- Bericht 50 – Dinsdag 1 september
- Traject: Rueil – Chartres
- Afstand: 88 km.
- Weer: Van alles wat
Tijdens het ontbijt zie ik televisiebeelden van de gevolgen van noodweer in Montauban. Geknakte bomen, beschadigde huizen en gedeukte auto’s. De méteo voor vandaag toont regendruppels, wolken en een zonnetje en ik krijg ze vandaag ook precies in die volgorde gepresenteerd. Ik word uitgezwaaid door het (hyperactieve) echtpaar van het hotel, start in grijs, regenachtig weer en krijg ook meteen wat pittige klimmetjes voor de kiezen. Het landschap toont af en toe weer van die fraaie schakeringen die me aan de schilderijen van Ton Schulten doen denken. Hij verkoopt in Ootmarsum veel kopieën van zijn werk. Big business.

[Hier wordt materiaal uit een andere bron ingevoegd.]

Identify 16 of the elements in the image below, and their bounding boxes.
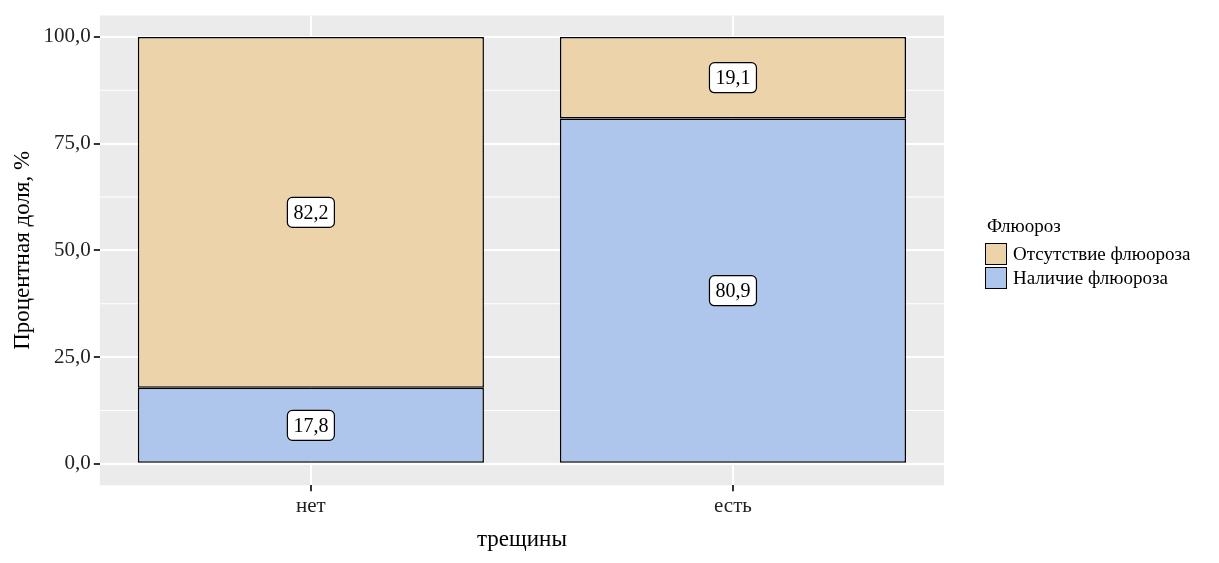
x-tick-label: нет	[296, 493, 326, 518]
legend-title: Флюороз	[987, 215, 1062, 237]
legend-label: Наличие флюороза	[1013, 267, 1168, 289]
x-axis-title: трещины	[477, 526, 567, 552]
y-axis-title: Процентная доля, %	[8, 150, 34, 350]
y-tick-label: 75,0	[54, 130, 91, 155]
text: 80,9	[715, 278, 751, 301]
y-tick-label: 25,0	[54, 343, 91, 368]
y-tick-label: 100,0	[43, 23, 91, 48]
x-tick-label: есть	[714, 493, 752, 518]
text: Отсутствие флюороза	[1013, 243, 1191, 265]
y-tick-label: 50,0	[54, 236, 91, 261]
y-tick-label: 0,0	[64, 450, 91, 475]
text: 19,1	[715, 65, 751, 88]
text: 17,8	[293, 413, 329, 436]
text: 82,2	[293, 200, 329, 223]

Een andere herbeleving is om opnieuw te ervaren dat de Franse automobilisten prettig veel ontzag tonen voor de fietser en vooral als ze mij op mijn ‘kameel’ zien. Vaak krijg ik onverdiend voorrang en het inhalen gebeurt op een manier alsof ik een auto ben. Vorig jaar verraste mij dat ook. Het zal te maken hebben gehad met mijn (foutieve) beeldvorming van Franse chauffeurs. Nee, het is prettig om het zo te ervaren, want er zijn vrij veel trajecten waar ook autoverkeer is.

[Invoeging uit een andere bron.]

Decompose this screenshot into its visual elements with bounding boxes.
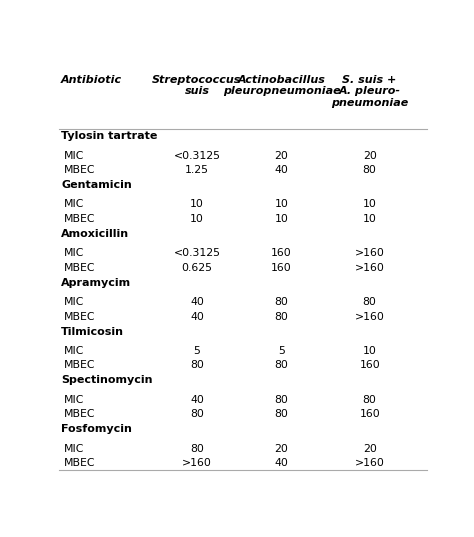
Text: MBEC: MBEC (64, 311, 96, 322)
Text: 0.625: 0.625 (182, 263, 212, 273)
Text: 20: 20 (363, 444, 377, 454)
Text: MIC: MIC (64, 395, 84, 405)
Text: Gentamicin: Gentamicin (61, 180, 132, 190)
Text: 10: 10 (190, 199, 204, 209)
Text: 40: 40 (190, 395, 204, 405)
Text: Antibiotic: Antibiotic (61, 75, 122, 85)
Text: 10: 10 (190, 214, 204, 224)
Text: 80: 80 (363, 165, 377, 175)
Text: MBEC: MBEC (64, 360, 96, 371)
Text: MBEC: MBEC (64, 409, 96, 419)
Text: 10: 10 (274, 199, 289, 209)
Text: MIC: MIC (64, 199, 84, 209)
Text: Apramycim: Apramycim (61, 278, 131, 288)
Text: 160: 160 (359, 360, 380, 371)
Text: MIC: MIC (64, 248, 84, 258)
Text: Tilmicosin: Tilmicosin (61, 326, 124, 337)
Text: 20: 20 (274, 444, 289, 454)
Text: Spectinomycin: Spectinomycin (61, 375, 153, 386)
Text: 80: 80 (274, 297, 289, 307)
Text: >160: >160 (355, 311, 384, 322)
Text: 80: 80 (363, 297, 377, 307)
Text: >160: >160 (355, 458, 384, 468)
Text: 80: 80 (190, 444, 204, 454)
Text: Fosfomycin: Fosfomycin (61, 424, 132, 434)
Text: >160: >160 (355, 263, 384, 273)
Text: MIC: MIC (64, 297, 84, 307)
Text: 80: 80 (274, 360, 289, 371)
Text: 160: 160 (271, 248, 292, 258)
Text: 40: 40 (190, 311, 204, 322)
Text: >160: >160 (182, 458, 212, 468)
Text: MBEC: MBEC (64, 458, 96, 468)
Text: MIC: MIC (64, 346, 84, 356)
Text: 80: 80 (274, 409, 289, 419)
Text: 40: 40 (274, 458, 289, 468)
Text: 40: 40 (190, 297, 204, 307)
Text: 20: 20 (274, 150, 289, 161)
Text: Actinobacillus
pleuropneumoniae: Actinobacillus pleuropneumoniae (223, 75, 340, 96)
Text: MIC: MIC (64, 150, 84, 161)
Text: MBEC: MBEC (64, 214, 96, 224)
Text: 80: 80 (190, 360, 204, 371)
Text: 1.25: 1.25 (185, 165, 209, 175)
Text: 10: 10 (363, 214, 377, 224)
Text: <0.3125: <0.3125 (173, 150, 220, 161)
Text: 20: 20 (363, 150, 377, 161)
Text: MIC: MIC (64, 444, 84, 454)
Text: <0.3125: <0.3125 (173, 248, 220, 258)
Text: 80: 80 (274, 311, 289, 322)
Text: Tylosin tartrate: Tylosin tartrate (61, 131, 157, 141)
Text: MBEC: MBEC (64, 263, 96, 273)
Text: MBEC: MBEC (64, 165, 96, 175)
Text: >160: >160 (355, 248, 384, 258)
Text: Amoxicillin: Amoxicillin (61, 229, 129, 239)
Text: 10: 10 (363, 199, 377, 209)
Text: 80: 80 (363, 395, 377, 405)
Text: Streptococcus
suis: Streptococcus suis (152, 75, 242, 96)
Text: 10: 10 (274, 214, 289, 224)
Text: 5: 5 (278, 346, 285, 356)
Text: 80: 80 (274, 395, 289, 405)
Text: 160: 160 (359, 409, 380, 419)
Text: S. suis +
A. pleuro-
pneumoniae: S. suis + A. pleuro- pneumoniae (331, 75, 408, 108)
Text: 160: 160 (271, 263, 292, 273)
Text: 10: 10 (363, 346, 377, 356)
Text: 80: 80 (190, 409, 204, 419)
Text: 40: 40 (274, 165, 289, 175)
Text: 5: 5 (193, 346, 201, 356)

In de buurt van Mantes passeer ik de Seine. Kennelijk ben ik dus ongeveer ten NW van Parijs.
In Orgerus pauzeer ik in een soort ’tabac’, maar tevens mini-casino. Er worden veel soorten loten verkocht en via televisieschermen worden allerlei beelden getoond van dingen waarop je kunt gokken of inzetten, o.a. paardenraces in Normandië. De meeste aanwezigen zouden zo te zien heel goed een vette prijs kunnen gebruiken.

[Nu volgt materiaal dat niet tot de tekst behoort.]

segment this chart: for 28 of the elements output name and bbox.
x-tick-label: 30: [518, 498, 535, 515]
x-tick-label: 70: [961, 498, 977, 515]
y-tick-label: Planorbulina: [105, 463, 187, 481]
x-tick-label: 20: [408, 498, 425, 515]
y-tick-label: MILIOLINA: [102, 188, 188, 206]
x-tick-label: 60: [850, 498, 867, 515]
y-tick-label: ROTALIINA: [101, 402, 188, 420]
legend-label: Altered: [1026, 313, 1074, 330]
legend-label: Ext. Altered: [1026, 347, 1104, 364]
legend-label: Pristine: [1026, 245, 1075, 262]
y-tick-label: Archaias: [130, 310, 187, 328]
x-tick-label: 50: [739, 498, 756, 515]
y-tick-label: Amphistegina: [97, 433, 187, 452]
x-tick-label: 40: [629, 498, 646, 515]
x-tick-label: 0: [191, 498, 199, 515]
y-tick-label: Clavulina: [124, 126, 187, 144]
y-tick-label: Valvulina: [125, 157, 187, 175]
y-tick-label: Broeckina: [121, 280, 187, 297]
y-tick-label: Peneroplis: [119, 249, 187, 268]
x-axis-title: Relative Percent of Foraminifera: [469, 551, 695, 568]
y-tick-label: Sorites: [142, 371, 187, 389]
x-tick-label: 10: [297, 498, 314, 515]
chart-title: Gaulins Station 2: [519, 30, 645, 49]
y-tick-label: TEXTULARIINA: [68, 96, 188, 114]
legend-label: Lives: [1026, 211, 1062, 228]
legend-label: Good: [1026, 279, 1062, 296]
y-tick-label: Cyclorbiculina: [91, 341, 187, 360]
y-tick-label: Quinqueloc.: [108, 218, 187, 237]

Het weer klaart op en regelmatig doen zich de ingrediënten voor, die een soort ‘kick-moment’ veroorzaken: een licht dalend traject, een weids en zonovergoten, gevarieerd landschap en een opgewekt muziekje via de IPod. Spontaan uit ik mijn euforie door hardop mee te zingen, daarbij de ‘verbazing der beschouwers’ voor lief nemend.
Maar de keerzijde doet zich uiteraard ook voor: je in de regen in een kleffe regenjas tegen een helling omhoog werken met de blik omlaag en gericht op het asfalt. Af en toe even omhoog kijken of je wel vordert.En dan Leonard Cohen ook nog zwaarmoedig horen zingen ‘ Suzanne takes you down to a place near the river’. Muziek die me even weer terugbrengt naar Groningen, jaren ’70. Dit laatste valt overigens buiten de ‘keerzijde.
Het is intussen – getuige mijn reisgids – bijna gênant om te constateren hoeveel historisch moois ik voorbij rijd, zonder er uitgebreid aandacht aan te besteden: kerken, kastelen, vestingwerken, oude wasplaatsen, noem het maar op. Maar ja, de Kneet (of was het een ander) zou zeggen : De Tour wacht op niemand. Al hoop ik hiermee niet gezegd te hebben dat ik er een jakkerpartij van maak.
Maar ook met een streven van zo’n 90 km. per dag heb je geen tijd voor uitgebreid toerisme, zo leert deze ervaring.
Mooi op tijd arriveer ik in Chartres, waar ik eerst het Tourist Office bezoek en vraag naar een fietsenmaker. En jawel, vlakbij blijkt er eentje te zijn. De mécanicien beschikt over de hand van de meester, want in een mum van tijd met wat verstellen van de magneet aan de spaken en de sensor aan het frame heeft hij mijn teller weer ‘wakker’ gemaakt.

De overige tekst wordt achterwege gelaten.